2.5. Jugular probe implantation
A small midline skin incision was made on the neck and the jugular vein was located. The jugular vein was cleared from fine connective tissue by blunt dissection and cotton swabs. The vein was externalized by placing a spatula under it, perpendicular to the axis of the vein. Using a pair of fine spring scissors, a nick was made and a vascular probe (made in-house) with an introducer was placed into the vein towards the heart. Vascular probes were made in-house from polyacrylonitrile membrane and were approximately 10 mm in membrane length. Silk ligatures were used to secure the probe into place and the introducer was removed. To collect blood dialysate, Ringer’s solution was passed through the probe at 1 µL/min.
2.6. Blood sampling
Blood samples were collected from a cannula implanted into the femoral vein. To cannulate this vein, the anesthetized rat was positioned so that a small midline skin incision could be made on the inside of the leg and the femoral blood vessels located. The femoral vein was cleared from fine connective tissue, the femoral artery and nerve, by blunt dissection and cotton swabs, and then externalized by placing a spatula under it, perpendicular to the axis of the vein. A 1-cm section of femoral vein was temporarily ligated with silk ligatures. Using a pair of fine spring scissors, a nick was made between the ligatures, and PE-10 cannula was gently inserted into the femoral vein toward the vena cava lumen 2 in. towards the heart. The silk ligatures were secured around the cannula and blood was periodically drawn in 100 µL samples.
2.7. Ischemia
To create oxidative stress by ischemia in the heart, ischemia was induced by ligation of the left anterior descending coronary artery. The ischemia was maintained for 30 min.
2.8. Sample preparation
Dialysate samples were taken at 30 min intervals, corresponding to a sample volume of 30 µL. Samples were prepared by 50% dilution with 10 mM sodium trimethylsilyl propionate (TSP) or TSP-d4 in D2O. Samples were centrifuged at 12,400 rpm for 10 min immediately prior to analysis to pellet any particulates. The supernatant was removed for analysis. Whole blood samples were centrifuged for 15 min at 12,400 rpm. The supernatant was removed and diluted by 20% with D2O (because TSP is known to bind to plasma proteins, none was added to this sample).
2.9. NMR spectroscopy
All samples were analyzed by 1H NMR using a 600 MHz Varian INOVA spectrometer (Varian Instruments Inc., Palo Alto, CA) at 298 K. Dialysate samples were referenced to TSP at 0.00 ppm. Line broadening of 1Hz was applied to all spectra except the basal plasma dialysate, which had a line broadening of 5 Hz. Spectra were also zero-filled to 65,536 points.

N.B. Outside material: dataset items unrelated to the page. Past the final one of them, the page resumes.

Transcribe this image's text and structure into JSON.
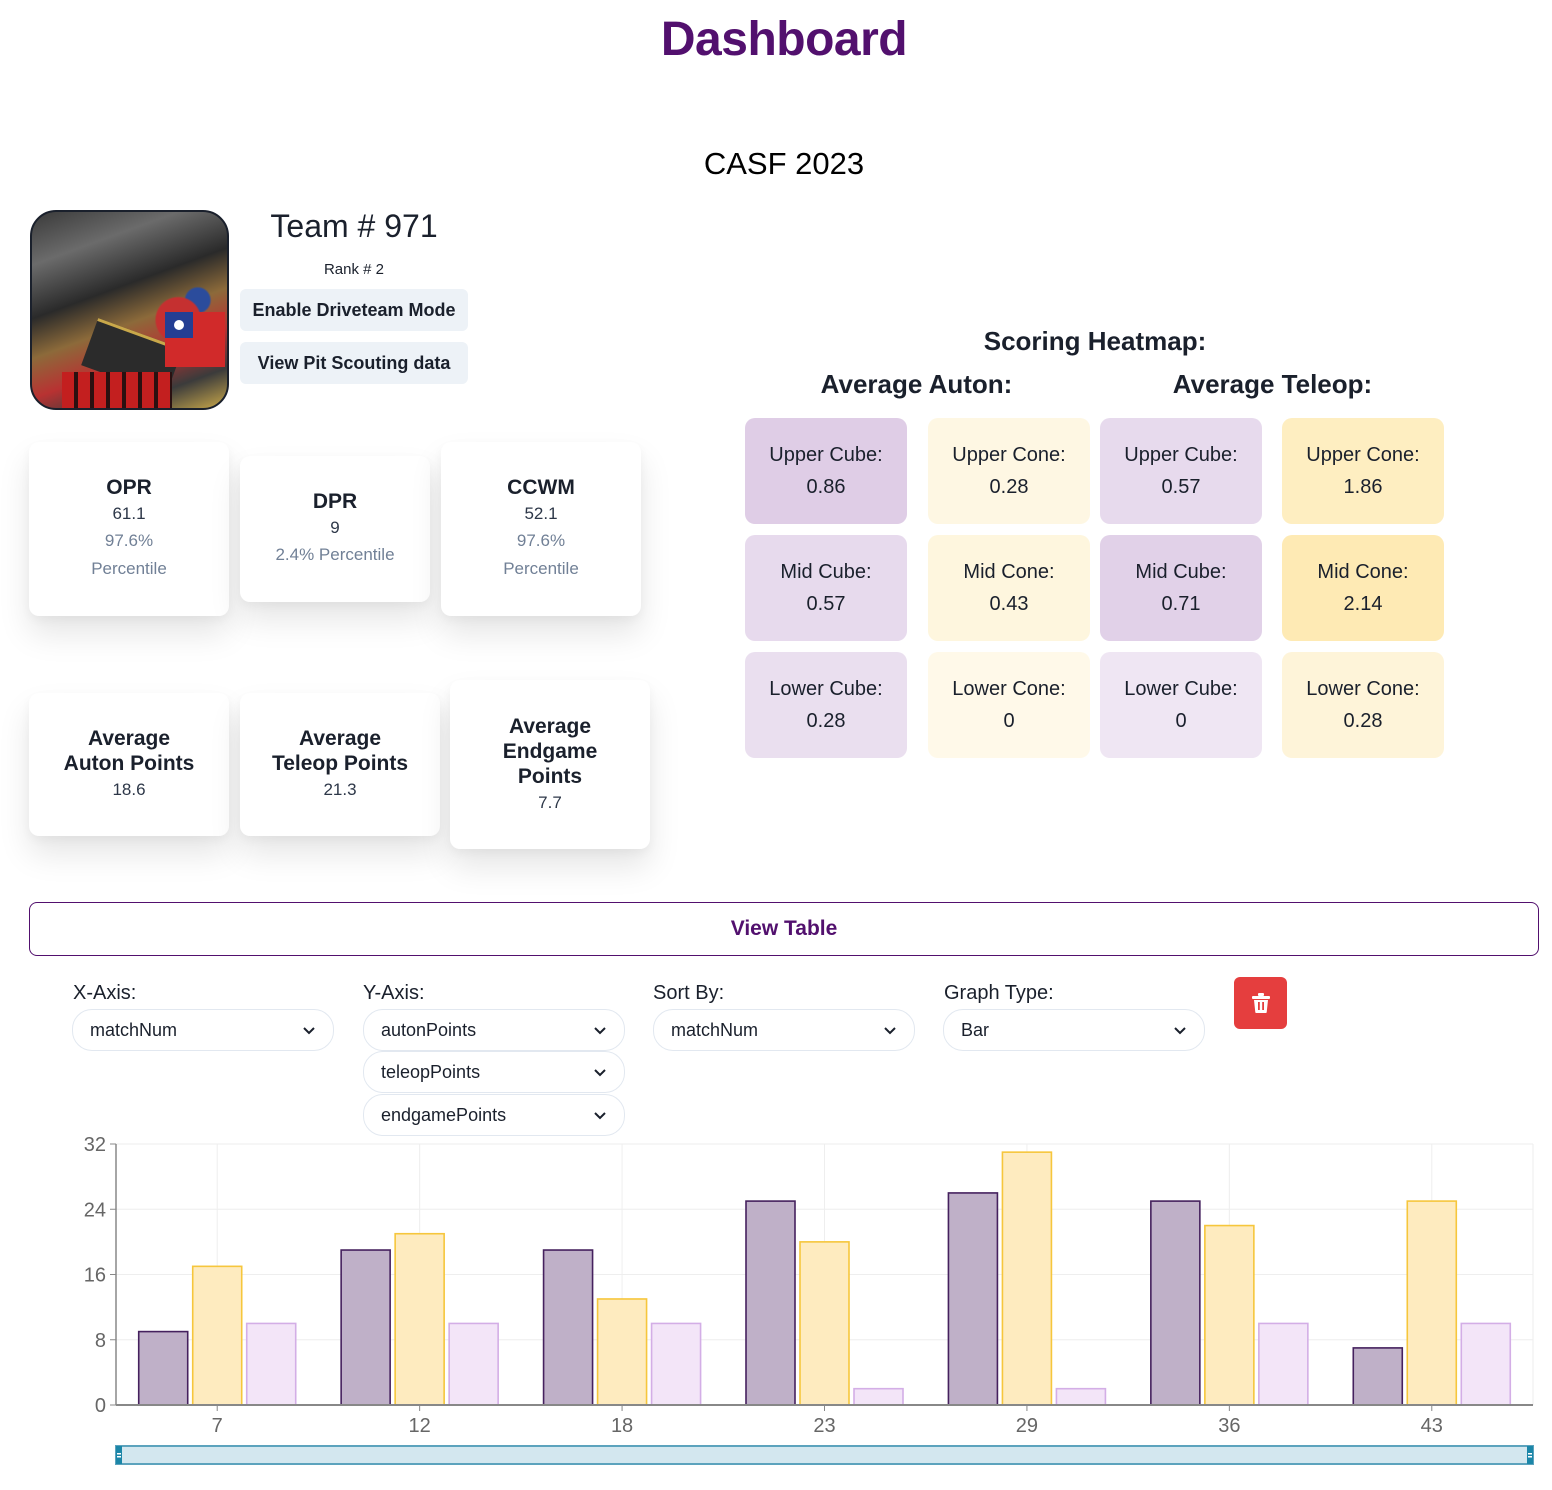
{
  "page": {
    "title": "Dashboard",
    "event": "CASF 2023"
  },
  "team": {
    "title": "Team # 971",
    "rank": "Rank # 2",
    "photo_alt": "team-robot-photo",
    "buttons": {
      "driveteam": "Enable Driveteam Mode",
      "pit": "View Pit Scouting data"
    }
  },
  "stats": [
    {
      "label": "OPR",
      "value": "61.1",
      "percentile": "97.6% Percentile"
    },
    {
      "label": "DPR",
      "value": "9",
      "percentile": "2.4% Percentile"
    },
    {
      "label": "CCWM",
      "value": "52.1",
      "percentile": "97.6% Percentile"
    }
  ],
  "averages": [
    {
      "label": "Average Auton Points",
      "value": "18.6"
    },
    {
      "label": "Average Teleop Points",
      "value": "21.3"
    },
    {
      "label": "Average Endgame Points",
      "value": "7.7"
    }
  ],
  "heatmap": {
    "title": "Scoring Heatmap:",
    "auton_title": "Average Auton:",
    "teleop_title": "Average Teleop:",
    "colors": {
      "cube": "#c9acd6",
      "cone": "#fde39b"
    },
    "auton": [
      {
        "label": "Upper Cube:",
        "value": "0.86",
        "type": "cube"
      },
      {
        "label": "Upper Cone:",
        "value": "0.28",
        "type": "cone"
      },
      {
        "label": "Mid Cube:",
        "value": "0.57",
        "type": "cube"
      },
      {
        "label": "Mid Cone:",
        "value": "0.43",
        "type": "cone"
      },
      {
        "label": "Lower Cube:",
        "value": "0.28",
        "type": "cube"
      },
      {
        "label": "Lower Cone:",
        "value": "0",
        "type": "cone"
      }
    ],
    "teleop": [
      {
        "label": "Upper Cube:",
        "value": "0.57",
        "type": "cube"
      },
      {
        "label": "Upper Cone:",
        "value": "1.86",
        "type": "cone"
      },
      {
        "label": "Mid Cube:",
        "value": "0.71",
        "type": "cube"
      },
      {
        "label": "Mid Cone:",
        "value": "2.14",
        "type": "cone"
      },
      {
        "label": "Lower Cube:",
        "value": "0",
        "type": "cube"
      },
      {
        "label": "Lower Cone:",
        "value": "0.28",
        "type": "cone"
      }
    ]
  },
  "view_table_label": "View Table",
  "graph_controls": {
    "x_axis": {
      "label": "X-Axis:",
      "value": "matchNum"
    },
    "y_axis": {
      "label": "Y-Axis:",
      "values": [
        "autonPoints",
        "teleopPoints",
        "endgamePoints"
      ]
    },
    "sort_by": {
      "label": "Sort By:",
      "value": "matchNum"
    },
    "graph_type": {
      "label": "Graph Type:",
      "value": "Bar"
    },
    "delete_icon": "trash-icon"
  },
  "chart_data": {
    "type": "bar",
    "title": "",
    "xlabel": "",
    "ylabel": "",
    "categories": [
      "7",
      "12",
      "18",
      "23",
      "29",
      "36",
      "43"
    ],
    "series": [
      {
        "name": "autonPoints",
        "values": [
          9,
          19,
          19,
          25,
          26,
          25,
          7
        ],
        "fill": "#bfb0c8",
        "stroke": "#45215e"
      },
      {
        "name": "teleopPoints",
        "values": [
          17,
          21,
          13,
          20,
          31,
          22,
          25
        ],
        "fill": "#feebbf",
        "stroke": "#f6c63c"
      },
      {
        "name": "endgamePoints",
        "values": [
          10,
          10,
          10,
          2,
          2,
          10,
          10
        ],
        "fill": "#f3e5f8",
        "stroke": "#d3aee6"
      }
    ],
    "yticks": [
      0,
      8,
      16,
      24,
      32
    ],
    "ylim": [
      0,
      32
    ],
    "grid": true,
    "legend": "none",
    "brush": {
      "start": "7",
      "end": "43"
    }
  }
}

Dialysate samples were analyzed using a capillary microcoil probe (Protasis/MRM Corp., Savoy, IL) equipped with proton and carbon-observe channels, deuterium lock, and z-gradients. Flow cell volume was 5 µL with an observe volume of 1.5 µL. The probe was prepared by rinsing with 50 µL acetone-d6 and 50 µL D2O. A 5 mL air plug was injected between rinses. Approximately 15 µL of sample was injected and both ends were capped to prevent siphoning. All dialysate samples were analyzed using WET solvent suppression [13] by coaddition of 3000 transients measured with a tip angle of 90° and an acquisition time of 1.5 s. The number of points was 25,188.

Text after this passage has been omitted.